The activist investor called for BHP to shift its US petroleum assets into an entity to be listed on the New York Stock Exchange and commit to returning excess cash to shareholders.
The Citi analysts described BHP’s US petroleum assets as ‘non-core’ with RBC agreeing the merits of BHP retaining its US petroleum sector assets as ‘uncertain’.
“We value the US petroleum business at $US13.5b ($18b) vs. Elliott’s $US22b valuation (although we do agree with the sentiment around the cumbersome nature of both the DLC and the uncertain benefits from petroleum diversification, especially regarding the mismatched pro-cyclical capital spend of the shale business)???,” RBC’s Hissey told clients.
In outlining its proposal, Elliott argued BHP has underperformed comparable mineral and petroleum companies and its plan could provide shareholders with an increase in value of up to 48.6 per cent for holders of Australian shares and 51 per cent for holders of UK shares.
BHP disagreed, however.
“There is no obvious discount in BHP Billiton’s trading multiples relative to the weighted average of relevant mining and oil and gas peers,” it said.
The miner also said it regularly reassessed how to create value and reviewed company structure. It had spoken with Elliott over many months and would consider a more detailed response, it added.
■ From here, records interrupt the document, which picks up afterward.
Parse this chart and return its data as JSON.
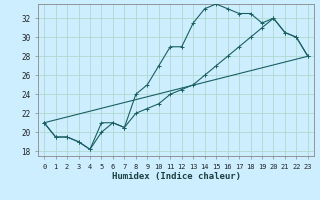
{
  "title": "",
  "xlabel": "Humidex (Indice chaleur)",
  "bg_color": "#cceeff",
  "grid_color": "#b0d8cc",
  "line_color": "#1a6060",
  "xlim": [
    -0.5,
    23.5
  ],
  "ylim": [
    17.5,
    33.5
  ],
  "xticks": [
    0,
    1,
    2,
    3,
    4,
    5,
    6,
    7,
    8,
    9,
    10,
    11,
    12,
    13,
    14,
    15,
    16,
    17,
    18,
    19,
    20,
    21,
    22,
    23
  ],
  "yticks": [
    18,
    20,
    22,
    24,
    26,
    28,
    30,
    32
  ],
  "line1_x": [
    0,
    1,
    2,
    3,
    4,
    5,
    6,
    7,
    8,
    9,
    10,
    11,
    12,
    13,
    14,
    15,
    16,
    17,
    18,
    19,
    20,
    21,
    22,
    23
  ],
  "line1_y": [
    21.0,
    19.5,
    19.5,
    19.0,
    18.2,
    21.0,
    21.0,
    20.5,
    24.0,
    25.0,
    27.0,
    29.0,
    29.0,
    31.5,
    33.0,
    33.5,
    33.0,
    32.5,
    32.5,
    31.5,
    32.0,
    30.5,
    30.0,
    28.0
  ],
  "line2_x": [
    0,
    1,
    2,
    3,
    4,
    5,
    6,
    7,
    8,
    9,
    10,
    11,
    12,
    13,
    14,
    15,
    16,
    17,
    18,
    19,
    20,
    21,
    22,
    23
  ],
  "line2_y": [
    21.0,
    19.5,
    19.5,
    19.0,
    18.2,
    20.0,
    21.0,
    20.5,
    22.0,
    22.5,
    23.0,
    24.0,
    24.5,
    25.0,
    26.0,
    27.0,
    28.0,
    29.0,
    30.0,
    31.0,
    32.0,
    30.5,
    30.0,
    28.0
  ],
  "line3_x": [
    0,
    23
  ],
  "line3_y": [
    21.0,
    28.0
  ]
}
It dismissed Elliott’s plan for buying back shares as “a formulaic approach without regard for the cyclical nature of the resources industry or the returns available from other uses of cash”.
Commodity prices crashed in 2015 and early 2016, but have since recovered strongly, helping to drive gains across the mining sector. Mixed views
Started in 1977, Elliott manages assets worth more than $US32.7 billion, according to the company.
It says it holds a “long economic interest” of about 4.1 per cent of the issued shares in London-listed BHP, without specifying the instruments used to build the stake. It also says it has rights with its affiliates to acquire up to 0.4 per cent of the issued shares in ASX -listed BHP.
Other big shareholders were cautious about Elliott’s plan.
“(The) principle is OK. Detail and resultant uplift to shareholders might be more complex/less obvious,” Aberdeen Asset Management’s Head of Equities Hugh Young said in emailed comments.
Aberdeen is the second-biggest investor in BHP’s London-listed shares, with a 4.9 per cent stake worth $US1.3 billion.
Representing another big shareholder, Standard Life Investments Director Frances Hudson said it was not clear the plan was “in the interest of long-term investors or the company”.
Over the past two years, BHP has underperformed relative to fellow miners Rio Tinto , Glencore and Anglo American. But over 15 years, it is ahead of them.
Since it was set up in 2001, BHP said it had returned approximately $US23 billion to shareholders in buybacks and about $US45 billion in cash dividends.
It said it had also taken many steps to increase shareholder value, cut the number of assets in its portfolio by $US7 billion since 2013 and cutting unit costs by more than 40 per cent .
“We have laid the foundations for the group to substantially grow the base value of its operations,” BHP said in its statement. “Elliott’s proposal would put this at risk.”